Sounds from a Safe Harbour returns after a four-year Covid-interrupted break
"Trust us," festival director Mary Hickson said at the launch night, "we might say get to Callanan's at three o'clock."
It’s been a long minute since Sounds from a Safe Harbour took over venues across the city - the last time the festival was staged in Cork was 2019 - so festival director Mary Hickson could be forgiven for sounding a bit rusty during the launch event at the Kiln Bar in Heineken’s Lady’s Well Brewery.
The launch of the festival, which gets under way in the first week of September, was the final piece of the jigsaw which has seen Hickson draw on her enviable and endless list of artistic contacts.
That list includes Bryce and Aaron Dessner of The National, local boy Cillian Murphy and playwright Enda Walsh, all of whom will have a part to play in this year’s Sounds from a Safe Harbour.
They join Wilco, Feist, Bonny Light Horseman with the RTÉ Concert Orchestra, Ólafur Arnalds, Ye Vagabonds, Rónán Ó Snodiagh and Myles O'Reilly, Max Porter, Elaine Malone and Cormac Begley in what is a stellar mix of homegrown and international talent.
“Blame Cillian for that one”
Hickson announced that Cillian Murphy will be appearing in Clinker Babbage playing at the Pav on Friday, September 7. As she pointed out, she’s not entirely sure what it is, but Cillian asked her to programme it.
“How it’s been described to me is like a crazy, beautiful, improvised moment. Because it sounds like a beautiful thing we decided to programme it to mark the end of the first day as a ceremonial opening,” Hickson said.
Hickson had a few more details about Clinker Babbage including a circle of musicians, “a Svengali-type character with a mask in a hood with a black cape and a long finger…so God only knows what’s going to happen?”
“Blame Cillian Murphy for that one,” she said to laughter.
The Last Supper
The other significant announcement of the night from Hickson has less to do with music, and much more with food as it involves another Hickson collaborator, Takashi Miyazaki of Michelin-starred Ichigo Ichie on Sheares Street.
Miyazaki will be teaming up with chefs Rob Krawczyk of Chestnut (Ballydehob), and Georg Arnar Halldórsson previously of Óx (Reykjavik), for a feast at the Mirror Room in The River Lee Hotel appropriately enough called The Last Supper.
The three chefs will be putting their signature to each dish in the seven-course meal. Chef Miyazaki gave me a glimpse of the menu on his phone afterwards, and while there’s no tripe and drisheen on there, there is pistachio tofu and much else in there.
As Chef Miyazaki told me his first ever pop-up in Ireland took place underground at Mitchelstown Cave for the Clonmel Junction Festival in 2016, and Mary Hickson made it happen.
Hickson did take the time to share one gripe: Sounds gets no funding from the Arts Council, instead their main backers are Heineken, Cork City Council (the “right leg” and The River Lee Hotel (the “left leg”).

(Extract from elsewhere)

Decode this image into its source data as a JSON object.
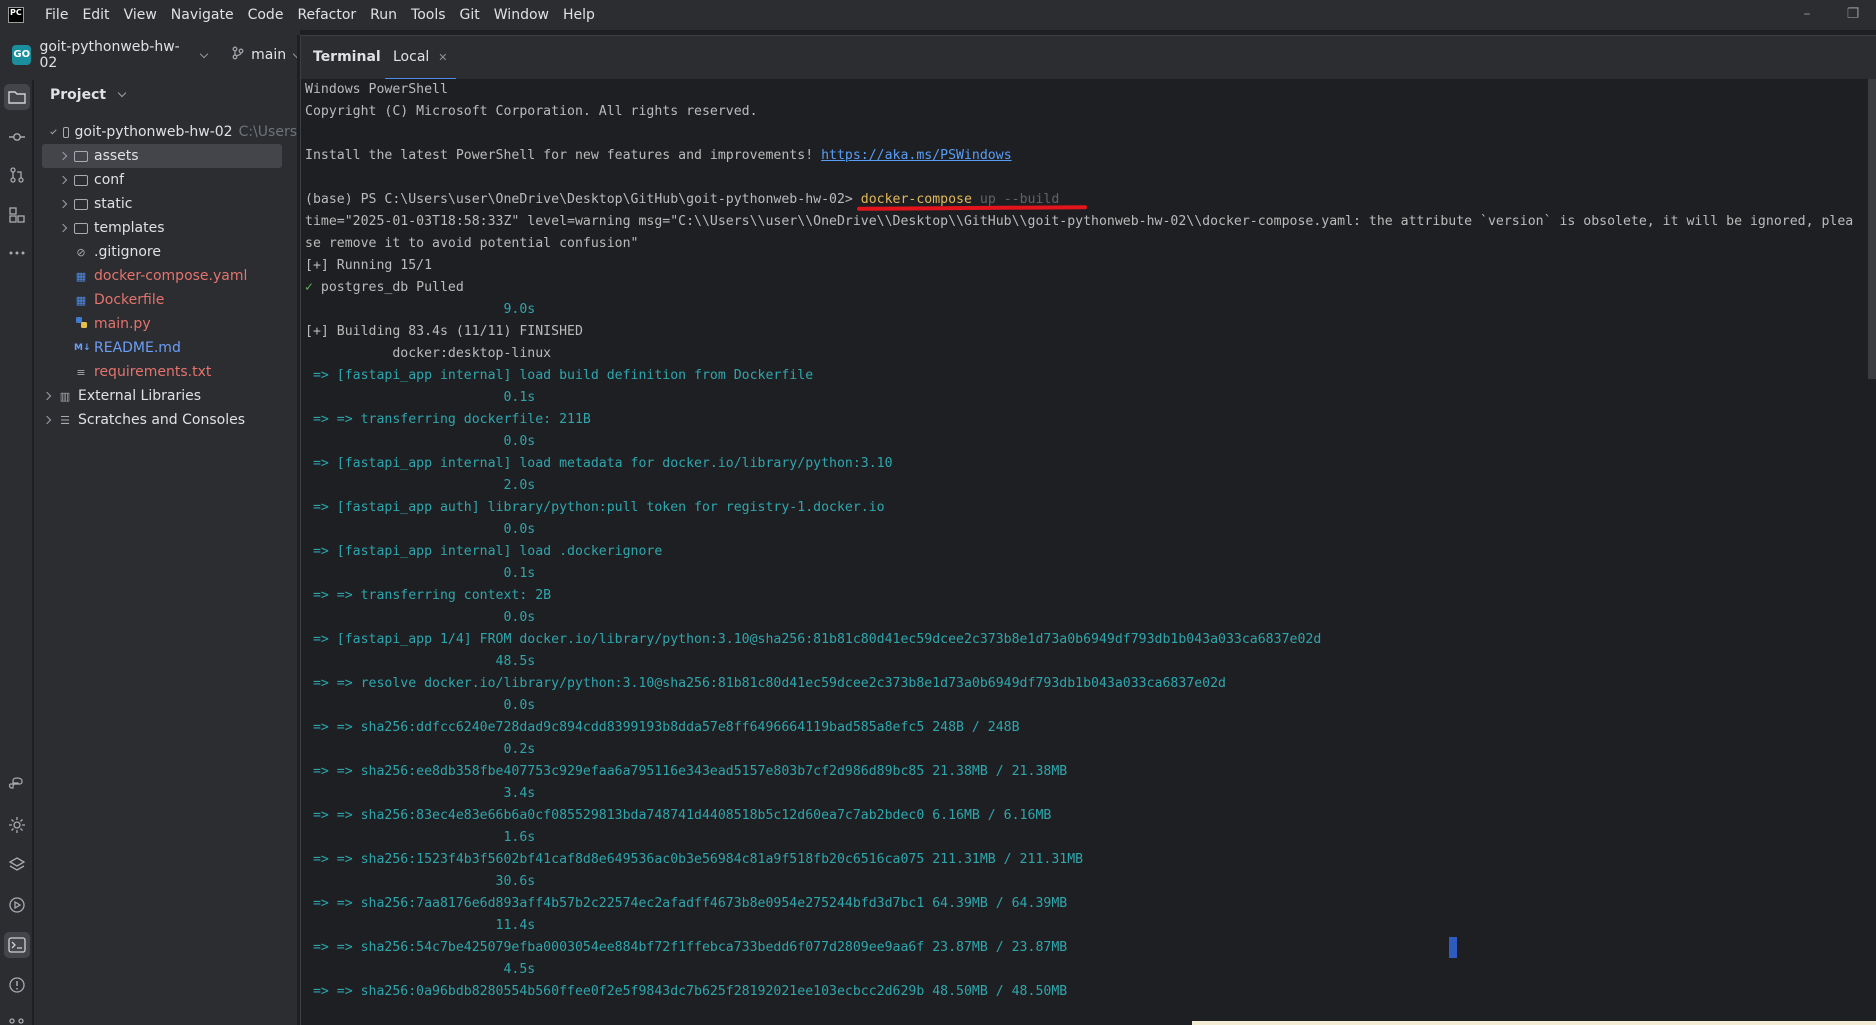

It’s a sprawling festival, in every nook and cranny, as Hickson said, including some of the city’s biggest venues such as the Opera House, Live at St Luke’s and Coughlan’s, but also the Granary Theatre and Maureen’s.
As Hickson pointed out, the festival organisers could easily make a sudden announcement saying, “Get to Callanans at three o'clock.”
“Trust us something great is going to go down,” she added.
Who knows, that could well be Cillian in the snug singing “Dear Old Skibereen” with the Dressner brothers accompanying him?
Sounds from a Safe Harbour take place from Thursday, September 7 to Sunday, September 10. Tickets and information at www.soundsfromasafeharbour.com.